EFFECTS OF ABNORMAL POSTURE ON CAPSULAR LIGAMENT ELONGATIONS IN A COMPUTATIONAL MODEL SUBJECTED TO WHIPLASH LOADING
 
   

Effects of Abnormal Posture on Capsular Ligament
Elongations in a Computational Model
Subjected to Whiplash Loading

This section is compiled by Frank M. Painter, D.C.
Send all comments or additions to:
   Frankp@chiro.org
 
   

FROM:   J Biomech 2005 (Jun);   38 (6):   13131323

Stemper BD, Yoganandan N, Pintar FA

Department of Neurosurgery,
Medical College of Wisconsin,
9200 West Wisconsin Avenue,
VA Medical Center,
Milwaukee, WI 53226, USA


Although considerable biomechanical investigations have been conducted to understand the response of the cervical spine under whiplash (rear impact-induced postero-anterior loading to the thorax), studies delineating the effects of initial spinal curvature are limited. This study advanced the hypothesis that abnormal curvatures (straight or kyphotic) of the cervical column affect spinal kinematics during whiplash loading. Specifically, compared to the normal lordotic curvature, abnormal curvatures altered facet joint ligament elongations. The quantifications of these elongations were accomplished using a validated mathematical model of the human head-neck complex that simulated three curvatures.
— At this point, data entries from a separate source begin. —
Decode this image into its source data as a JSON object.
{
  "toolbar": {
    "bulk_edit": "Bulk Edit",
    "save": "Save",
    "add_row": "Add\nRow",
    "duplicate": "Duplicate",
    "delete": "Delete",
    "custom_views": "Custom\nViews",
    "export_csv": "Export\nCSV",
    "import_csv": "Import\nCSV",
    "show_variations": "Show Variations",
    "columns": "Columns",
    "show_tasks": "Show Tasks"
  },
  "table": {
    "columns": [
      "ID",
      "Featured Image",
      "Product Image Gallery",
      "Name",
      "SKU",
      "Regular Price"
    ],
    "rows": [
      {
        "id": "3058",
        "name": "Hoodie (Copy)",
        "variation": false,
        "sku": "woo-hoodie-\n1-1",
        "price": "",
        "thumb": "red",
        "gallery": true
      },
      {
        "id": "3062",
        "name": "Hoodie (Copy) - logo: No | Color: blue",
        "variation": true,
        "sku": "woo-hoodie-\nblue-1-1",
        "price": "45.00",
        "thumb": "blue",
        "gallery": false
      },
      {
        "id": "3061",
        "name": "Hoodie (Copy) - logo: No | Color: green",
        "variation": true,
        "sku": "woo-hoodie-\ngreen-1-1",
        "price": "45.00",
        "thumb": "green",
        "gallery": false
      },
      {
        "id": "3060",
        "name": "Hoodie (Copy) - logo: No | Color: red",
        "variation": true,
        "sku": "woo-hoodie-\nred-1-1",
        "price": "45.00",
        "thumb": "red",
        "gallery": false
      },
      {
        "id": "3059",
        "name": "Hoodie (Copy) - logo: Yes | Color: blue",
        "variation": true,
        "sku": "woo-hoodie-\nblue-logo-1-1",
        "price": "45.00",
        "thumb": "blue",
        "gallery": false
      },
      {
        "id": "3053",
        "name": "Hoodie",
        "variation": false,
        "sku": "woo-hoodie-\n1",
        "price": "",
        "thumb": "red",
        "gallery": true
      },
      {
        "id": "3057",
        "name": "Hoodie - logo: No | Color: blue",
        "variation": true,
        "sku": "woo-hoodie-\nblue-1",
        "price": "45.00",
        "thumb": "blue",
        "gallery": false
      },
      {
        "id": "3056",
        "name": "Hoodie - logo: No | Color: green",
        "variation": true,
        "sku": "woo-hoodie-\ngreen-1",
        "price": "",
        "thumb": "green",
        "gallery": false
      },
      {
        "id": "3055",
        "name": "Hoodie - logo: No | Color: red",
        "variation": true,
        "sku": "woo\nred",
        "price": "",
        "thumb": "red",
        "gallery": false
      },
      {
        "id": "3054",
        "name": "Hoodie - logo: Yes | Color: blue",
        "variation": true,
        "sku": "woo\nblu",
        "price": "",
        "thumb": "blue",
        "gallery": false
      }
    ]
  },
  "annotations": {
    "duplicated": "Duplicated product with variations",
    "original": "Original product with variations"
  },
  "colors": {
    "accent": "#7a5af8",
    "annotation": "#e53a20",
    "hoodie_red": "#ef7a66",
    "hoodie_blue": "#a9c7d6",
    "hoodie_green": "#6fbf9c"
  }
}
The model was validated using companion experiments conducted in our laboratory that provided facet joint kinematics as a function of cervical spinal level. Regional facet joint ligament elongations were investigated as a function of whiplash loading in the four local anatomic regions of each joint. Under the normal posture, greatest elongations occurred in the dorsal anatomic region at the C2-C3 level and in the lateral anatomic region from C3-C4 to C6-C7 levels. Abnormal postures increased elongation magnitudes in these regions by up to 70%. Excessive ligament elongations induce laxity to the facet joint, particularly at the local regions of the anatomy in the abnormal kyphotic posture. Increased laxity may predispose the cervical spine to accelerated degenerative changes over time and lead to instability. Results from the present study, while providing quantified level- and region-specific kinematic data, concur with clinical findings that abnormal spinal curvatures enhance the likelihood of whiplash injury and may have long-term clinical and biomechanical implications.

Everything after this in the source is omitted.